Наши поехали в лагерь, а я последовал за герцогом Рагузским в Париж, куда мы и въехали через несколько минут после того. Мы ехали верхом и медленно, в глубочайшей тишине и темноте. Слышен был только раздававшийся топот лошадей наших, и изредка несколько лиц, беспокойных, волнуемых тревожным любопытством, являлось в окнах, которые быстро открывались и опять закрывались. Улицы были пусты. Казалось, бесчисленное народонаселение Парижа бежало из него, но оно находилось только в оцепенении. Сами мы, в руках которых находилась участь такого множества людей, походили на тихую патруль, объезжавшую улицы оставленного города. Каждый из нас был погружен в мысли, и мне не приходит на память, чтобы сказано было в продолжение этого переезда хоть одно слово, которое бы стоило сохранить.

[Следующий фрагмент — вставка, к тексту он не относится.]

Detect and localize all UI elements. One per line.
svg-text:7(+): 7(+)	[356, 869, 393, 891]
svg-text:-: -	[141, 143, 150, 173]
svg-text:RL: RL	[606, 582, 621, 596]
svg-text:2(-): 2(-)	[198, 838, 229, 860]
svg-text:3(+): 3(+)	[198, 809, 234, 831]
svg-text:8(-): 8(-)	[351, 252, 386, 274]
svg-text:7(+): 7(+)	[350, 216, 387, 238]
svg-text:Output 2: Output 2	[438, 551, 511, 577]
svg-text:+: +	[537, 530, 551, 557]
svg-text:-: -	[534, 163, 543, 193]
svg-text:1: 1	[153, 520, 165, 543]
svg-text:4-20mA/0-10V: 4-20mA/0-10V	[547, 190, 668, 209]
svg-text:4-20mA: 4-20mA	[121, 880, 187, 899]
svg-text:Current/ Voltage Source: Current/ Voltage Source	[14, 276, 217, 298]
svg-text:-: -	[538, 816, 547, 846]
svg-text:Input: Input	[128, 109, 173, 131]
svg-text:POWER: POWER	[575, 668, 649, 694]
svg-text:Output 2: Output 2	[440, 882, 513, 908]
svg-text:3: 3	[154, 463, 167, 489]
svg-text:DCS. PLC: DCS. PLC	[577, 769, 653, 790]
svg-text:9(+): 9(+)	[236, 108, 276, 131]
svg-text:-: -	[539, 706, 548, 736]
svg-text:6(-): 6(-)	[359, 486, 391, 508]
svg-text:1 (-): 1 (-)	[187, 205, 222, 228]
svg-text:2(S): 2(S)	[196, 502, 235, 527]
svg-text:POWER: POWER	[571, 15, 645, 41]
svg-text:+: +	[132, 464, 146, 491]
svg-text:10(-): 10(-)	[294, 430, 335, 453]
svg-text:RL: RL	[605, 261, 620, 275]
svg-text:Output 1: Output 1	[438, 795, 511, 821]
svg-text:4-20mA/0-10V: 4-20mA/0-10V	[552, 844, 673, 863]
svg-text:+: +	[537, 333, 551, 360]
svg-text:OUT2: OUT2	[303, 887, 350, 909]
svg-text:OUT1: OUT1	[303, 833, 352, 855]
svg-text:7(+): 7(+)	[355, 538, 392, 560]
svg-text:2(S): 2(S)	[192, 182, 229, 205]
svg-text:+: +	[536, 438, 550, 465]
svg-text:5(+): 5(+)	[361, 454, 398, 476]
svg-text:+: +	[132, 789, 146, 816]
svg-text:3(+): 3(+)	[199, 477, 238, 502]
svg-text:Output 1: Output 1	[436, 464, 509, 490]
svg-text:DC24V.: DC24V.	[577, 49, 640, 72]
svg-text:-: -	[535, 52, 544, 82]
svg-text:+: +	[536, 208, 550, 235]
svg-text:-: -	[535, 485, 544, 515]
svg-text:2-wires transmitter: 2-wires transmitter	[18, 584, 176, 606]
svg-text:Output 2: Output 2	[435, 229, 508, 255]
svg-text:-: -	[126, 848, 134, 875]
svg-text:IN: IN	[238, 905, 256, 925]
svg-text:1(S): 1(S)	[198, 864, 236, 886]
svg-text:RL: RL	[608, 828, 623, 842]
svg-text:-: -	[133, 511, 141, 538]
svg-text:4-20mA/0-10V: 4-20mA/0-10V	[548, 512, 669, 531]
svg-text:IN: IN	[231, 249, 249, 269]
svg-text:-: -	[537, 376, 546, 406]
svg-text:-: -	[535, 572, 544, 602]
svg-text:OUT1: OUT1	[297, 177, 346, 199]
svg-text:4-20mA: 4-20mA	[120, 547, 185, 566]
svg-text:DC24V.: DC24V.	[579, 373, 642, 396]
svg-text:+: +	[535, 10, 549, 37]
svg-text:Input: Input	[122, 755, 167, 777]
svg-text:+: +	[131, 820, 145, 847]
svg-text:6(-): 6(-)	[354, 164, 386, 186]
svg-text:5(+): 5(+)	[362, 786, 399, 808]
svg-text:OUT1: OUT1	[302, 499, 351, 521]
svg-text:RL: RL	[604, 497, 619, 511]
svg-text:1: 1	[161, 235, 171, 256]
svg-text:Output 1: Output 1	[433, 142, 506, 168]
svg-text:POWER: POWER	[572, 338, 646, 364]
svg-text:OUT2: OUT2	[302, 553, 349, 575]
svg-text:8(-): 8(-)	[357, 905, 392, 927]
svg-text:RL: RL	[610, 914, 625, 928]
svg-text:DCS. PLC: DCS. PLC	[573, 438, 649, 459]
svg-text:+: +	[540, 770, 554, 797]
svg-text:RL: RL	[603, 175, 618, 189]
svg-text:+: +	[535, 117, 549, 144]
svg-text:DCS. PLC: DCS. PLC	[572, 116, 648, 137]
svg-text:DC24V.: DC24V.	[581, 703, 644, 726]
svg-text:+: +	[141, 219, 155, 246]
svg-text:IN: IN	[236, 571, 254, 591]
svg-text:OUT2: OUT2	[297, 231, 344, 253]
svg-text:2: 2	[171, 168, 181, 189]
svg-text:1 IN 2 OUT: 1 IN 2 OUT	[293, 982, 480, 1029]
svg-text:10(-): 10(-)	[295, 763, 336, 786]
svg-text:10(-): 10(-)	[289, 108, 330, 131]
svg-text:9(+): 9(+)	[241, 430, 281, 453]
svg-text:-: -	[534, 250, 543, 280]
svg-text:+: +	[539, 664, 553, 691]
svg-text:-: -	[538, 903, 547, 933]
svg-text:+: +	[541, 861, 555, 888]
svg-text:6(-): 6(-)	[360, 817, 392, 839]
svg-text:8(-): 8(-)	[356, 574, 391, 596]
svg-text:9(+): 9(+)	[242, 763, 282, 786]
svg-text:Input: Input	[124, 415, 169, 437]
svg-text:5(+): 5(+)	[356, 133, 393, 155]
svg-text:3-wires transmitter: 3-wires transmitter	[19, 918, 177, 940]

Раз маршал Мармон подозвал к себе одного из адъютантов и тихим голосом отдал ему какой-то приказ. Адъютант отправился, и через несколько минут мы услышали в соседней улице шум, причиняемый отрядом, идущим с пушками. Этот шум не прекращался во все продолжение переезда нашего. Его направление совершенно утвердило меня в первой мысли моей, что оба маршала, не желая подвергнуть Париж бедствию, которое бы неминуемо навлекло на него сопротивление, несогласное с их силами, не желая также увидеть себя вынужденными к эксцентрической ретираде, которая могла бы их лишить возможности соединиться с Наполеоном, решились, с общего согласия, выйти из города на их естественную коммуникацию. Впоследствии я узнал, что предположение мое совершенно оправдалось событием.
Мы приехали наконец в отель герцога Рагузского, представлявшую разительную противоположность с улицами Парижа. Она была освещена сверху донизу. Там собралось множество разных лиц, которые, казалось, с нетерпением ожидали прибытия нашего. Когда мы взошли в гостиные маршала, то все эти лица хлынули нам навстречу, но вскоре рассеялись на несколько отдельных групп, из которых каждая предалась разговору, до чрезвычайности одушевленному; в этих разговорах события того дня развивались в тысяче различных форм. Маршал препоручил адъютантам своим заниматься со мной, а сам удалился с некоторыми особами к себе в кабинет.
‹…›
В это время и долго после того русские пользовались у французов гораздо большей благосклонностью, чем другие нации. Причину этого искали в предполагаемом сходстве характеров и вкусов, а я, напротив, приписываю стечению особенных обстоятельств. Мы любили язык, литературу, цивилизацию и мужество французов, с убеждением и энтузиазмом отдавали им во всех этих отношениях справедливую дань удивления. Мы не имели, как англичане и немцы, литературы, которую могли бы противопоставить литературе французской; наша рождающаяся цивилизация не могла хвалиться своими открытиями в науках, успехами в искусствах. Что касается до храбрости, то обе нации славно и не один раз встречались друг с другом на полях боевых и научились взаимно уважать себя. Здесь мы также уже сошлись. Ко всем этим причинам надобно еще присовокупить великодушие и благость нашего государя и географическое положение России, не допускавшее никакого слишком близкого столкновения противоположных выгод. Но, собственно говоря о характере обеих наций, мне кажется, ничто не сходствует так мало с истинным французом, как настоящий русский.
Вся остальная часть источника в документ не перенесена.